We need the “vision thing,” missing since JFK and his brother Bobby-unless you want to count Reagan’s “It’s Morning in America” wishful thinking. Are Obama’s “high-tech, high-wage jobs” and competing against kids in Beijing really the best our future generation can hope for? The wind and solar power he mentions may be smarter technologies, but we have larger human questions to face about what we do with our inventions and how we measure their impacts.

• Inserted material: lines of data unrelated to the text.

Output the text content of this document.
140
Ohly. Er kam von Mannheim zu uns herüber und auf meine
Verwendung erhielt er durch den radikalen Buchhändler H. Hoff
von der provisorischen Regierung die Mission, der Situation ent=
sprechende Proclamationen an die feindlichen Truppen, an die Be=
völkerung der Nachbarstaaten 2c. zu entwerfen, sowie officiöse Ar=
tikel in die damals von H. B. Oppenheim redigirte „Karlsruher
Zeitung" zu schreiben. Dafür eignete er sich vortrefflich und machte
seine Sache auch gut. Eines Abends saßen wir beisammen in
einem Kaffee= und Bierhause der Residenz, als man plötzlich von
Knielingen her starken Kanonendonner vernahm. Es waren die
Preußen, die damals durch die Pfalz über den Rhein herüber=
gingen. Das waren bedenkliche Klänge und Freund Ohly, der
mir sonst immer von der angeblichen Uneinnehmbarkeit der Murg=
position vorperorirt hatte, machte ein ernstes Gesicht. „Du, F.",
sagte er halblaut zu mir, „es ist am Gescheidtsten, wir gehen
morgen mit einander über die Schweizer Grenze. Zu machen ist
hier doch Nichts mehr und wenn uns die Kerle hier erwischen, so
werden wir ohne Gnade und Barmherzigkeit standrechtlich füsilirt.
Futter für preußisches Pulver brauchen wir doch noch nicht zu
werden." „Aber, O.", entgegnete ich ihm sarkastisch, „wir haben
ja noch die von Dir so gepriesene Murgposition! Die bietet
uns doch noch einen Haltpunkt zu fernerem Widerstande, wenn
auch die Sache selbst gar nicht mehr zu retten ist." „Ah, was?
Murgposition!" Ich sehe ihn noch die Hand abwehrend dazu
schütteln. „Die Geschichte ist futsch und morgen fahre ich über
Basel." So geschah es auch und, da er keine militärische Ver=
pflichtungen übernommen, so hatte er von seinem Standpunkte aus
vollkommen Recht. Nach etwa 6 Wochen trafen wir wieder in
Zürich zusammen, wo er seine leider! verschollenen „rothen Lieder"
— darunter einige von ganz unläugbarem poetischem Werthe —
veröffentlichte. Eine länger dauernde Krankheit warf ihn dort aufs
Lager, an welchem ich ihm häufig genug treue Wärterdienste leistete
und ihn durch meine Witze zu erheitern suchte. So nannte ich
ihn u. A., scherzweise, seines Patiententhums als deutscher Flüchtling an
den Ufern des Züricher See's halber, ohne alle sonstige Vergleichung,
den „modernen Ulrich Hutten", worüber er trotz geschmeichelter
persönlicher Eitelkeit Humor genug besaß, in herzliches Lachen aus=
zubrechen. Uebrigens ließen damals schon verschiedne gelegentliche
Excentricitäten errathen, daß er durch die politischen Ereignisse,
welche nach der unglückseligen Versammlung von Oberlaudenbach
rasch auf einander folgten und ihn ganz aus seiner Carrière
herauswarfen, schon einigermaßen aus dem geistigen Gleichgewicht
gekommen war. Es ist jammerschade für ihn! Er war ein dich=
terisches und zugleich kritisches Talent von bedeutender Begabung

As the foundation of this megalithic global economy crumbles around us, so do its unsustainable assumptions of inducing debt as the only way to grow capital. It is debt repaid by an overproduction of goods and exhaustion of our natural resources, which is also unsustainable.  We need new paradigms for reframing economic thinking and addressing our overload of debt, both our nation’s and our private ones, on a planet clearly in trouble. Monetary reform and revamping our relationship with the private Federal Reserve bank should be on the table, along with a concrete food-basket standard for stabilizing global currencies. Education for women, daycare support, and changing international birth control policy, might also help “competition.”

Most importantly, we need to make visible the economy of EROS, our human exchanges with each other and the earth. Competition can be dramatic, even fun in the short-term, but cooperation, collaboration and “paying” sustained attention is more economical in the long-term. These activities tend not to “count” in competition. Labor continues to be discounted in Obama’s economic thinking-and the “free labor” of maintaining life, including yours and your kids at home, remains invisible. Maybe Obama has a staff and Michelle to watch over such details-but most of us don’t and his $1000 tax cut splurge on the nation’s credit card won’t purchase much help.